語言是為了交流。可交流也不是最終目的,而是為了受人尊重,為了過上好日子。所以語言問題從來不單單是語言問題,而是語言背後一整套教育、就業、社會溝通、政治參與的問題。咱們漢人在美國,為什麼會心甘情願學洋話,因為心裡有預期:只要學好了洋話,日子就有奔頭。不管是做IT民工也好,在大學裡教書也好,人家不會因為你是漢人就歧視你,或者就算有些小小歧視,也在可以忍受的範圍內,不會看到塌鼻子平眼眶的直接說去去去俺們不招長你這樣的。有了經濟基礎想加蓋個上層建築吧,雖然目前還很困難,可也不是全然看不到希望,至少已經有了華裔的議員、州長、部長之類,也都是憑本事爬上去的,不是咱們中國“少數民族大人代表”那樣的花瓶。總之呢,只要學好美國話,走遍天下都不怕。

可是維族人學好漢話又怎樣呢?俺前面說過了,大學畢業生找工作處處碰壁,看簡歷好好的,一見到真人立馬不要。每年民考漢出去的維族生,畢業了一撥撥坐火車回新疆賣羊肉串。新疆維族失業率55%,怎麼出來的?工作上歧視還罷了,連出門住個旅館,都說公安局有規定,俺們不敢接待維族人。想從政呢,就得做好當猴當花瓶的心理準備,每年開人大的時候穿戴整齊少數民族服裝,到記者面前擺幾個pose,然後回家等著領工資;地方上就更不用說,給你張縣長市長的椅子坐,實權都在漢人黨委書記手裡。努爾白克力不是照樣得添王樂泉的屁眼?這麼多年,除了吾爾開希,我看還真沒幾個學溜了漢語的維族人沒被漢人逼著添屁眼、憑真本事在中國混出了名堂。
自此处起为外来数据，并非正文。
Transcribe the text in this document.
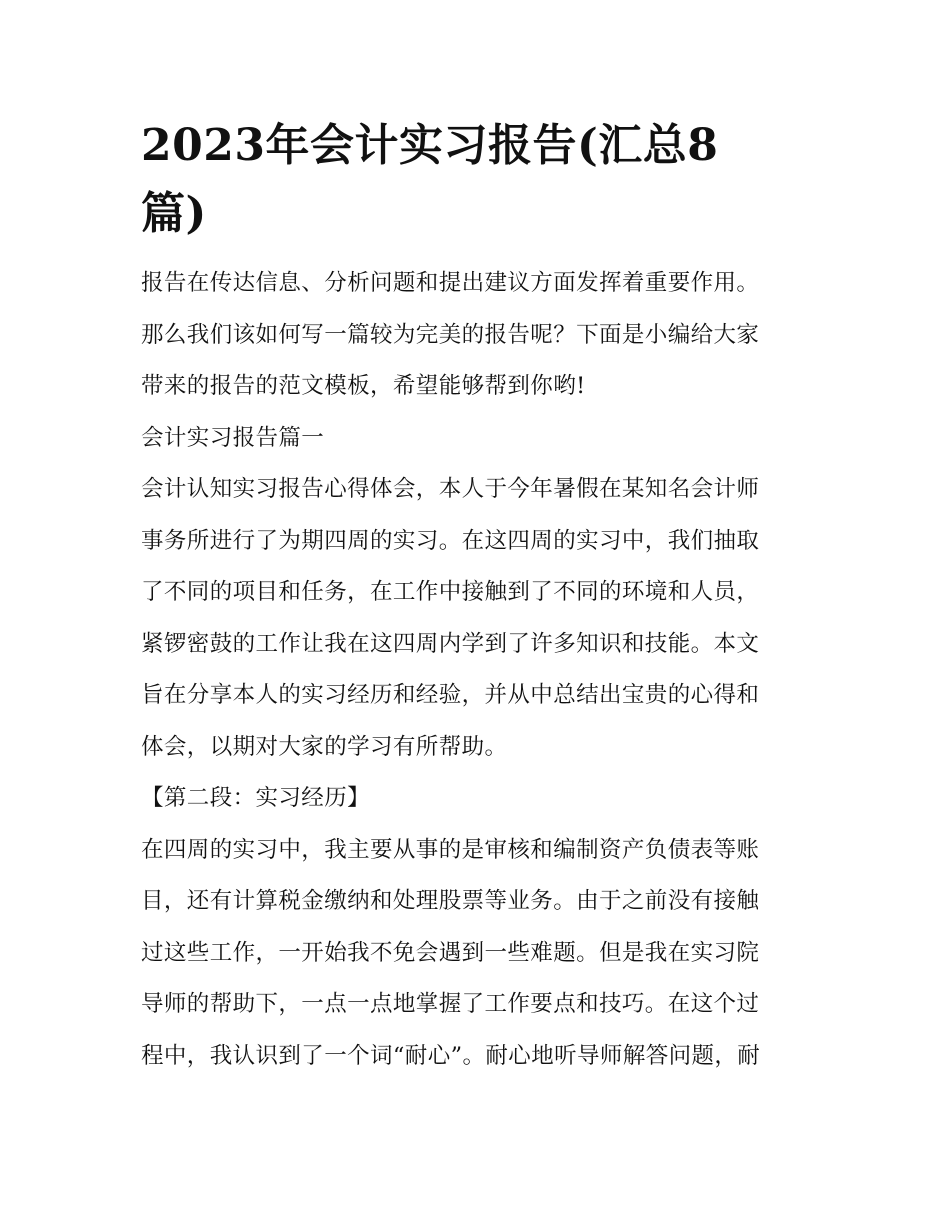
2023年会计实习报告(汇总8
篇)
报告在传达信息、分析问题和提出建议方面发挥着重要作用。
那么我们该如何写一篇较为完美的报告呢？下面是小编给大家
带来的报告的范文模板，希望能够帮到你哟!
会计实习报告篇一
会计认知实习报告心得体会，本人于今年暑假在某知名会计师
事务所进行了为期四周的实习。在这四周的实习中，我们抽取
了不同的项目和任务，在工作中接触到了不同的环境和人员，
紧锣密鼓的工作让我在这四周内学到了许多知识和技能。本文
旨在分享本人的实习经历和经验，并从中总结出宝贵的心得和
体会，以期对大家的学习有所帮助。
【第二段：实习经历】
在四周的实习中，我主要从事的是审核和编制资产负债表等账
目，还有计算税金缴纳和处理股票等业务。由于之前没有接触
过这些工作，一开始我不免会遇到一些难题。但是我在实习院
导师的帮助下，一点一点地掌握了工作要点和技巧。在这个过
程中，我认识到了一个词“耐心”。耐心地听导师解答问题，耐
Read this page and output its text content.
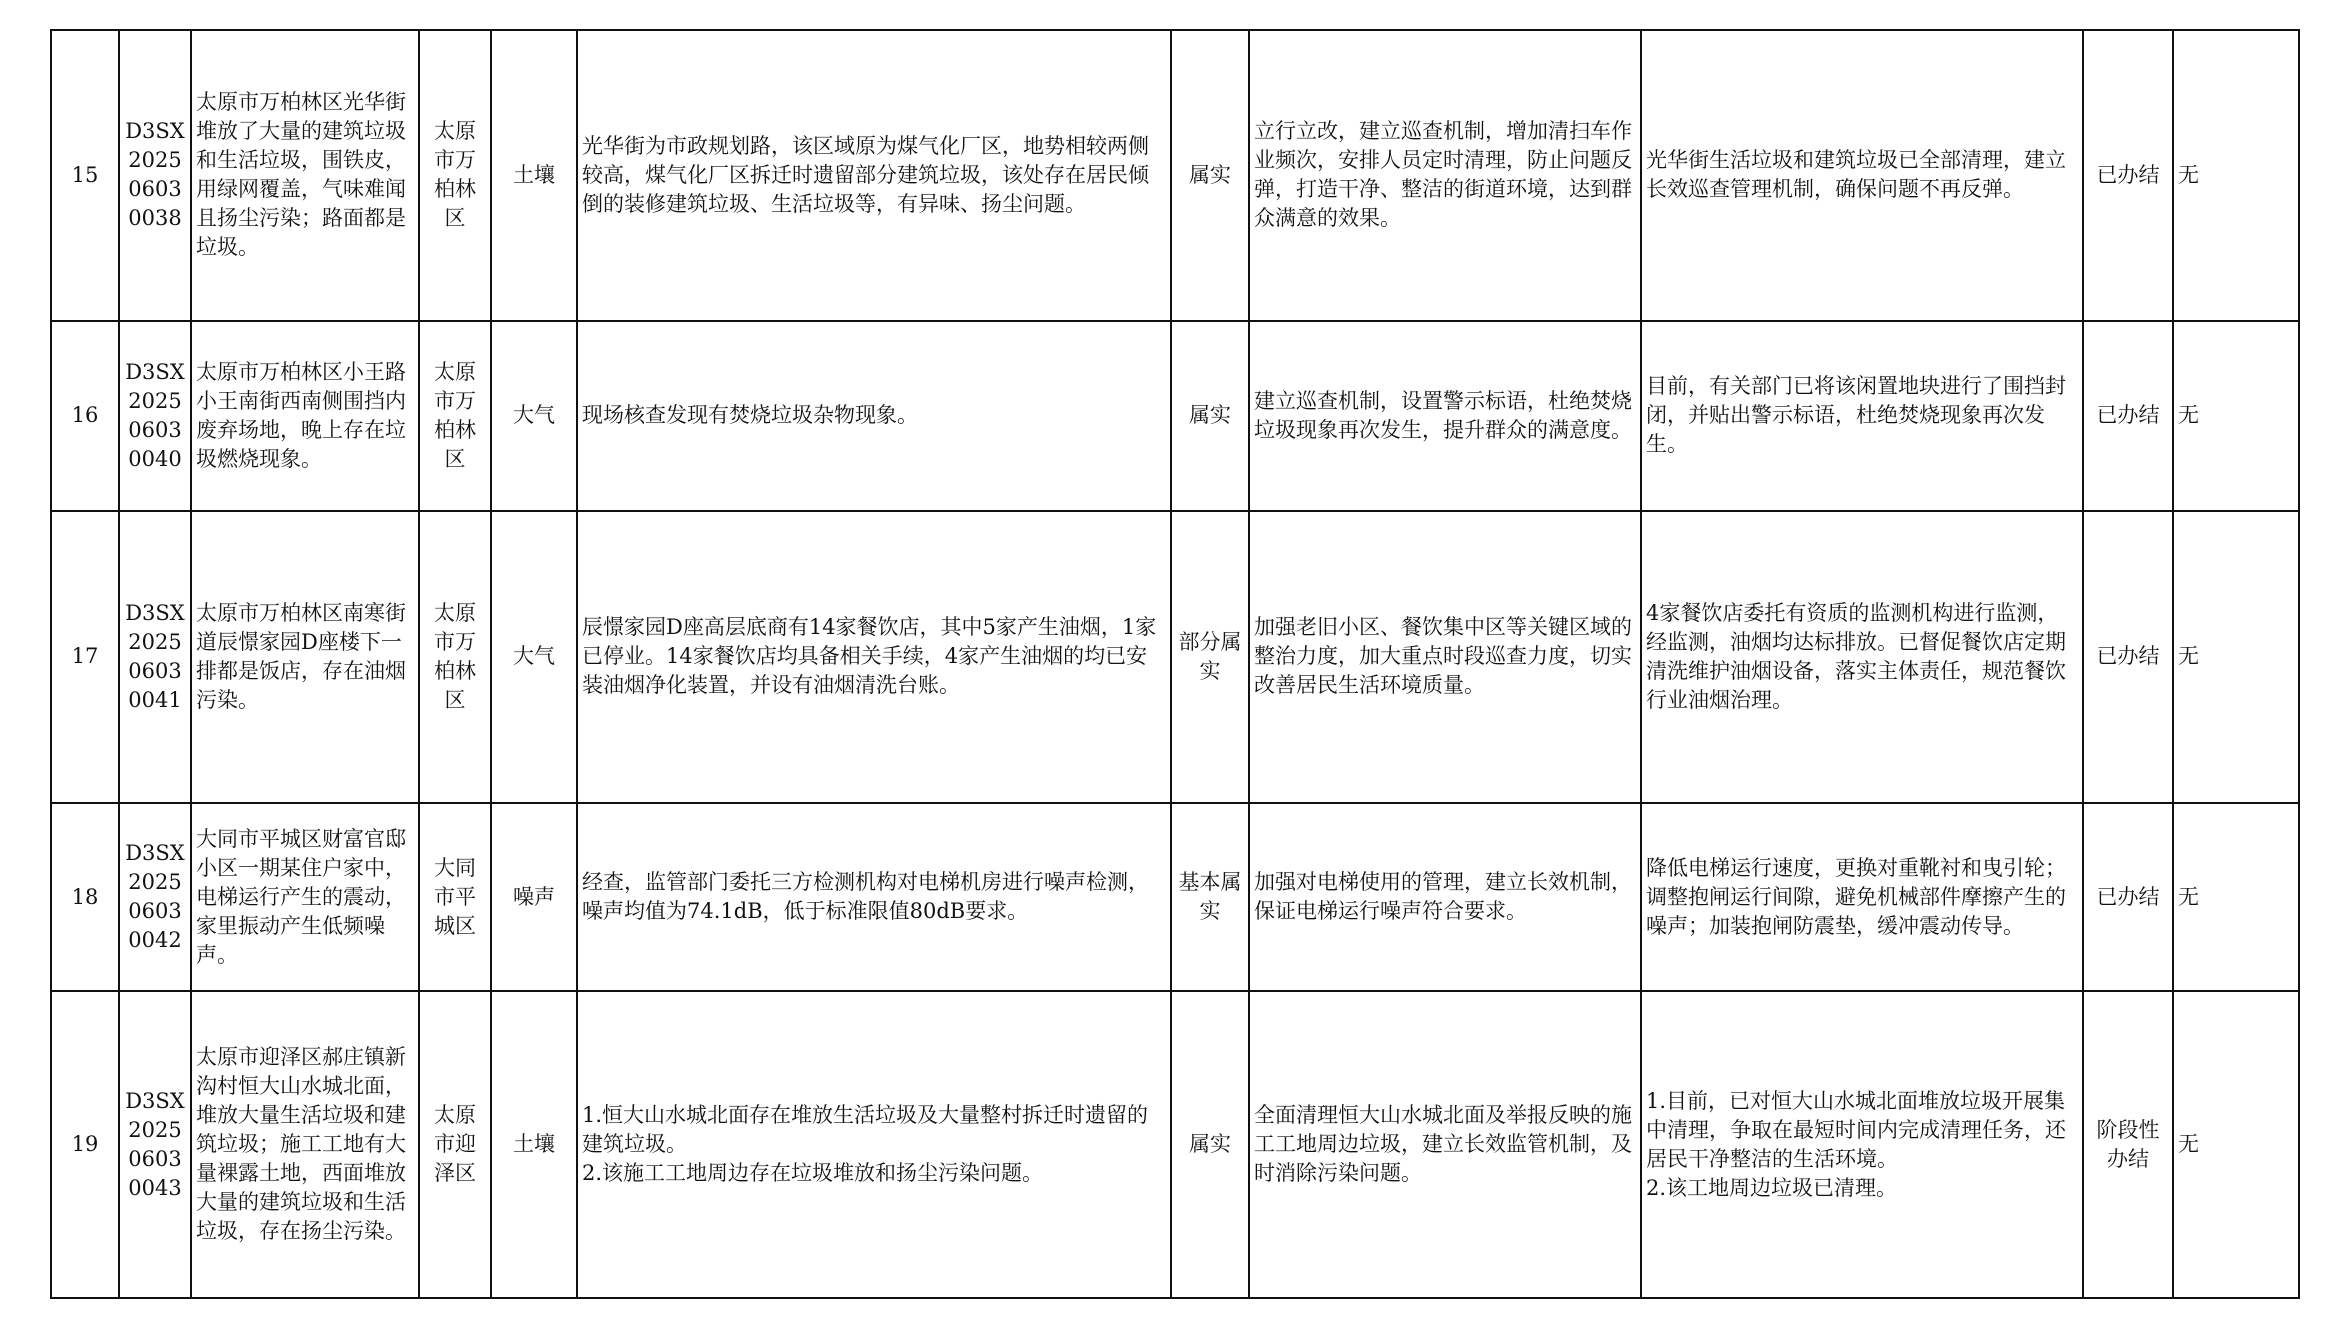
15	D3SX202506030038	太原市万柏林区光华街堆放了大量的建筑垃圾和生活垃圾，围铁皮，用绿网覆盖，气味难闻且扬尘污染；路面都是垃圾。	太原市万柏林区	土壤	光华街为市政规划路，该区域原为煤气化厂区，地势相较两侧较高，煤气化厂区拆迁时遗留部分建筑垃圾，该处存在居民倾倒的装修建筑垃圾、生活垃圾等，有异味、扬尘问题。	属实	立行立改，建立巡查机制，增加清扫车作业频次，安排人员定时清理，防止问题反弹，打造干净、整洁的街道环境，达到群众满意的效果。	光华街生活垃圾和建筑垃圾已全部清理，建立长效巡查管理机制，确保问题不再反弹。	已办结	无
16	D3SX202506030040	太原市万柏林区小王路小王南街西南侧围挡内废弃场地，晚上存在垃圾燃烧现象。	太原市万柏林区	大气	现场核查发现有焚烧垃圾杂物现象。	属实	建立巡查机制，设置警示标语，杜绝焚烧垃圾现象再次发生，提升群众的满意度。	目前，有关部门已将该闲置地块进行了围挡封闭，并贴出警示标语，杜绝焚烧现象再次发生。	已办结	无
17	D3SX202506030041	太原市万柏林区南寒街道辰憬家园D座楼下一排都是饭店，存在油烟污染。	太原市万柏林区	大气	辰憬家园D座高层底商有14家餐饮店，其中5家产生油烟，1家已停业。14家餐饮店均具备相关手续，4家产生油烟的均已安装油烟净化装置，并设有油烟清洗台账。	部分属实	加强老旧小区、餐饮集中区等关键区域的整治力度，加大重点时段巡查力度，切实改善居民生活环境质量。	4家餐饮店委托有资质的监测机构进行监测，经监测，油烟均达标排放。已督促餐饮店定期清洗维护油烟设备，落实主体责任，规范餐饮行业油烟治理。	已办结	无
18	D3SX202506030042	大同市平城区财富官邸小区一期某住户家中，电梯运行产生的震动，家里振动产生低频噪声。	大同市平城区	噪声	经查，监管部门委托三方检测机构对电梯机房进行噪声检测，噪声均值为74.1dB，低于标准限值80dB要求。	基本属实	加强对电梯使用的管理，建立长效机制，保证电梯运行噪声符合要求。	降低电梯运行速度，更换对重靴衬和曳引轮；调整抱闸运行间隙，避免机械部件摩擦产生的噪声；加装抱闸防震垫，缓冲震动传导。	已办结	无
19	D3SX202506030043	太原市迎泽区郝庄镇新沟村恒大山水城北面，堆放大量生活垃圾和建筑垃圾；施工工地有大量裸露土地，西面堆放大量的建筑垃圾和生活垃圾，存在扬尘污染。	太原市迎泽区	土壤	1.恒大山水城北面存在堆放生活垃圾及大量整村拆迁时遗留的建筑垃圾。
2.该施工工地周边存在垃圾堆放和扬尘污染问题。	属实	全面清理恒大山水城北面及举报反映的施工工地周边垃圾，建立长效监管机制，及时消除污染问题。	1.目前，已对恒大山水城北面堆放垃圾开展集中清理，争取在最短时间内完成清理任务，还居民干净整洁的生活环境。
2.该工地周边垃圾已清理。	阶段性办结	无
所以說,讓對方說學俺們語言,不能是單方面的要求,在要求對方的同時,俺們也要有所承諾,有所回報:只要你學會了俺們的語言,俺們對你一視同仁,尊重你的人格,不搞歧視,不把你當二等公民。只有給人一個學好俺們的語言俺們就讓你過俺們的日子這樣一個希望,人學語言才有動力,才有意義。如果說咱們能給學好漢語的維族人一視同仁的對待,雖然不敢保證人家一定願意學,但至少不會抵觸;可是現在學好學不好一樣得回去賣羊肉串,一樣得被當成外人看,誰還費這勁跟你玩。

以上就是漢人學英語和維族學漢語的兩點主要差別。